Я в этот вечер, когда впервые увидел Вахтангова, по­верил его спокойствию «под лучом» и угадал, что это мой стиль поведения в будущем, если мне суждено стать ак­тером. Пронзительность его легкой, чрезвычайно арти­стической руки свела меня с ума от зависти. Собственно, завистью я называю преклонение. Зависть неприемлема среди художников. Это стремление к совершенству, за­конное и необходимое стремление знать лучше, усвоить секрет мастерства, его внутреннюю механику.

Так я сидел на дровах, в березовой крепости, и ур­чал себе под нос. Я урчал, чтобы не уснуть. Что же я урчал?

Да все из своего отрывка.
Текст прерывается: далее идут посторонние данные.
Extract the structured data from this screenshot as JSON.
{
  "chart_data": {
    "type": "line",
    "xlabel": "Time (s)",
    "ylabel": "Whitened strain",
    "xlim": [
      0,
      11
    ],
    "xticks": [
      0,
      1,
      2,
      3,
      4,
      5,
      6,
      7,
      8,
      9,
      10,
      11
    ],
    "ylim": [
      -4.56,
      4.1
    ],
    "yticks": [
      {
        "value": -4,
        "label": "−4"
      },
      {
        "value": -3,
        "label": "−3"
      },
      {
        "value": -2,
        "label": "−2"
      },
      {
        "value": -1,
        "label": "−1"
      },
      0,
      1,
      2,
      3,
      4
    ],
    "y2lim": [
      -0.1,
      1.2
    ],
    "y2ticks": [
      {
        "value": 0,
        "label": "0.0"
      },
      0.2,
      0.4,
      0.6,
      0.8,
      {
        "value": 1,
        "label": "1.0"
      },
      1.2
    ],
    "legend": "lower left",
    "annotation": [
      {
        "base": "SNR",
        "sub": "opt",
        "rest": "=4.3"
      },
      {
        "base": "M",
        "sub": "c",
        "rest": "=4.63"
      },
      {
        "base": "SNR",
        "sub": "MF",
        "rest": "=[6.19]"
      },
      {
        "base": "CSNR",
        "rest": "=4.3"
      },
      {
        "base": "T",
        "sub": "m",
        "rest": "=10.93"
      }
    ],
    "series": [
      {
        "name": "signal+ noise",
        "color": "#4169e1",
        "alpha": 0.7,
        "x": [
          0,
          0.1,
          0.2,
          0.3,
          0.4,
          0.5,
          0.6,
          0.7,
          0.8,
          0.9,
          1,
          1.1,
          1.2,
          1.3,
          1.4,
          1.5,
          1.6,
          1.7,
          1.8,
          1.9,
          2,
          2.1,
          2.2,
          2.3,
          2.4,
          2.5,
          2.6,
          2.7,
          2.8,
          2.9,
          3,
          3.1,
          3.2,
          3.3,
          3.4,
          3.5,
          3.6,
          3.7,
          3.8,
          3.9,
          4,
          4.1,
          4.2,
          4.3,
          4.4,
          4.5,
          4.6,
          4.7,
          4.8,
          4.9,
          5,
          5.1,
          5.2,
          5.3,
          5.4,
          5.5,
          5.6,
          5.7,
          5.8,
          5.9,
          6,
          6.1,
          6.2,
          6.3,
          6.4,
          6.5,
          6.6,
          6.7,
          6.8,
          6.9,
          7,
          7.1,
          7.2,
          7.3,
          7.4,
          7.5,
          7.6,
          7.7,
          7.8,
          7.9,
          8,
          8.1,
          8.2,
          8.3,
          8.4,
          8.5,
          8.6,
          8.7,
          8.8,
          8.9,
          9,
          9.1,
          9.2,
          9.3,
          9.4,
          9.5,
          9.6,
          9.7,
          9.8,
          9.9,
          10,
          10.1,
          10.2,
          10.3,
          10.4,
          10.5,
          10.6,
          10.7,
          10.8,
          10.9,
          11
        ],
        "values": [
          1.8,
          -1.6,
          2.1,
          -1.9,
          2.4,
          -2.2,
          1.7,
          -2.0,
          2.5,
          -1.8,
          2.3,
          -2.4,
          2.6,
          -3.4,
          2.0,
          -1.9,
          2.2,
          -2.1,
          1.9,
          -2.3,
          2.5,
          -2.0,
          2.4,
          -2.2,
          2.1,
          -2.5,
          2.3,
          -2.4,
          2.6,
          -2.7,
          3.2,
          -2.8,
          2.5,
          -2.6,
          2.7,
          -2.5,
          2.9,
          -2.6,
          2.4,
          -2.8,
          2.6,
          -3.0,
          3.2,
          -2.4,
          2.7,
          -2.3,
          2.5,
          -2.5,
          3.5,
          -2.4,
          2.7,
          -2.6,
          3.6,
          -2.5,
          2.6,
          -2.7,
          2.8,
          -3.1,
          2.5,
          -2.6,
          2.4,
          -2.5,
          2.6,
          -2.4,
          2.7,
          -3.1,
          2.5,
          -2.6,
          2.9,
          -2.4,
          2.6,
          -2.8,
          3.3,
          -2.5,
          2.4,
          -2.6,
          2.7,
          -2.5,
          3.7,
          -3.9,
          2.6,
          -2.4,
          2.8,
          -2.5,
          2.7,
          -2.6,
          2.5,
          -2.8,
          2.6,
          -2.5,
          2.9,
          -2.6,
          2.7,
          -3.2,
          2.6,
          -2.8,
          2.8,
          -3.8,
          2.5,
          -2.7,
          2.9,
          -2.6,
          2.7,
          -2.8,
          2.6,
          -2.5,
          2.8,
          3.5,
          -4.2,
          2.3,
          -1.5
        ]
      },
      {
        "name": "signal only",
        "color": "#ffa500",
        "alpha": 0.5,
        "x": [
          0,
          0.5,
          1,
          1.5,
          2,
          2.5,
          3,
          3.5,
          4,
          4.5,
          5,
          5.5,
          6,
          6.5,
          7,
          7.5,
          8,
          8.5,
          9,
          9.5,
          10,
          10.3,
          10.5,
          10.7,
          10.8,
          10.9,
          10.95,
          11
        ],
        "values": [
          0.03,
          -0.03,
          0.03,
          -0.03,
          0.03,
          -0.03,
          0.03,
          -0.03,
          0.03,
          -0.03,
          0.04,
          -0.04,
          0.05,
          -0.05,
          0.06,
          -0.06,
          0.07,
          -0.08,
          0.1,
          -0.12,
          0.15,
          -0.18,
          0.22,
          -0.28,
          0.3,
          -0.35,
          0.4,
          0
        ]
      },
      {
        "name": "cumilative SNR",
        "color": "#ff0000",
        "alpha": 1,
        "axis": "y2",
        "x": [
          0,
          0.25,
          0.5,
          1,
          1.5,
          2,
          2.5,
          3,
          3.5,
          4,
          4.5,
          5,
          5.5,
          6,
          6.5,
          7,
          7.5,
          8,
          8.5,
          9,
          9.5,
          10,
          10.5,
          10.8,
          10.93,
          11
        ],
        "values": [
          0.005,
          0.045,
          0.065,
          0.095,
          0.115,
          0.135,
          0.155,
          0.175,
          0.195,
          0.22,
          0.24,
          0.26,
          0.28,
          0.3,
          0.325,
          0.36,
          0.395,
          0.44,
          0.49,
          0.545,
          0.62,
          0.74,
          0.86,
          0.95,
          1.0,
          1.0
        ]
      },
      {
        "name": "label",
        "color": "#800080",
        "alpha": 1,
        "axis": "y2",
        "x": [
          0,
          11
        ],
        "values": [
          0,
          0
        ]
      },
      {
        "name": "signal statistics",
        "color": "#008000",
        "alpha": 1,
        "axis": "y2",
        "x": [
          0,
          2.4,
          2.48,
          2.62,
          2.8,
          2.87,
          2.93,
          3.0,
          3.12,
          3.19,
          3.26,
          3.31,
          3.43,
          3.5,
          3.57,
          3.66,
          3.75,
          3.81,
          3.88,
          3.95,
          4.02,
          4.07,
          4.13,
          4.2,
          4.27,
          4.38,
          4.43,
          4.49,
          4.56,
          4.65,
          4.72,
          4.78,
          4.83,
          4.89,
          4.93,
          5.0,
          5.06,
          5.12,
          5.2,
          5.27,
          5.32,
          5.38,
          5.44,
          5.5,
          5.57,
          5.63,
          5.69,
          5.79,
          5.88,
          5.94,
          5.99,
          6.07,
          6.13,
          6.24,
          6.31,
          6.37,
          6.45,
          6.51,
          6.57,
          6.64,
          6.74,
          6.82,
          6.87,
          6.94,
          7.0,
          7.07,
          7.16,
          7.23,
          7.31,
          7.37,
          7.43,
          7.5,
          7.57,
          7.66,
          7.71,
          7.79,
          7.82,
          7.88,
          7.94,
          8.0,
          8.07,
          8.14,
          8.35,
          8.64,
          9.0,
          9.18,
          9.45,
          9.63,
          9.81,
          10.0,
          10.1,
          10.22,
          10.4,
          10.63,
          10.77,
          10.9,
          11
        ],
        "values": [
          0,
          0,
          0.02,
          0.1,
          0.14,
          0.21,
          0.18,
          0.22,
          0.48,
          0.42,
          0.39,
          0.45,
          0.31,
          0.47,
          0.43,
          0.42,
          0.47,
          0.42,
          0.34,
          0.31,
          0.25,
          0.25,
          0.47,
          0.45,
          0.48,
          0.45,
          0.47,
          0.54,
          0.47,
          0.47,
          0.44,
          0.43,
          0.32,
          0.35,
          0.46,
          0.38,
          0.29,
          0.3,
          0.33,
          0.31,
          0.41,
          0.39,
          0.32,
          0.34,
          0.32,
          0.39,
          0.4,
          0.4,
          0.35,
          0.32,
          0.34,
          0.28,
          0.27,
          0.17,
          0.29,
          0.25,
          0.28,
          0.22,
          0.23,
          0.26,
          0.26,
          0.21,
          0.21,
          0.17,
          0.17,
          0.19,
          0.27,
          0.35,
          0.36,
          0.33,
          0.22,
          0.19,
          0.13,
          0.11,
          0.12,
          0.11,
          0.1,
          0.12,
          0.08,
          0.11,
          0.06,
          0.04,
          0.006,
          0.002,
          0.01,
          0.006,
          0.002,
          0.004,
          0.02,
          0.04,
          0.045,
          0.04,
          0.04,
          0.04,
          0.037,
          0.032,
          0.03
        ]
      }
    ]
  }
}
Но глаз Вахтангова уже присутствовал, не оставлял меня, и внимательно на меня смотрел. А по тому, как он менялся, я понимал, что не все пропало.

Отрывок стал проясняться, пошел другой дорожкой. Он подчинялся глазу Вахтангова, как если бы у глаза могла быть рука, управляющая оркестром.

Удивительный был у него глаз. Он смотрел на меня и говорил: вот это лучше, а это хуже, — и никуда от него не деться.

Я люблю такие глаза. С ними правильно ощущаешь себя в сценическом пространстве.

Л ночь длилась, и было не очень удобно на дровах и не очень тепло...

Но я не покинул своего поста.

Бывают в жизни такие минуты, когда нужно слушать вокруг: спиной, плечами — и сквозь стены и все пони­мать без слов.

Это была именно такая ночь.

Настал час разъезда. Кто-то ушел молча. Я подумал: пожалуй, если все будут молчать, дело плохо.

Наконец заговорили:

— А как тебе понравился этот идиот?

Кто-то бархатно ответил: «Гроб», — и хлопнула дверь.

Я давно слышал это слово плечом, затылком и сквозь стены.

А сейчас это был просто плагиат. Слабая копия того, что я уже знал, только без стука двери. Дверь была му­зыкальным оформлением, не больше. Но мне было не до музыкального оформления. Я бросился наверх и нашел Вахтангова.

Я подошел к нему. Он стоял, я встал рядом. Он ждал, я начал:

— Вы меня не приняли?

— Нет, вы неврастеник.

— Этого не может быть, — сказал я. Но как сказал! Я сказал так, как научил меня Вахтангов, когда я сидел за дровами. Я сказал вдохновенно! Я унес часть его пла­мени. Он был мое божество, но не заметил, что я украл у него искру божественную, чтобы стать его учеником.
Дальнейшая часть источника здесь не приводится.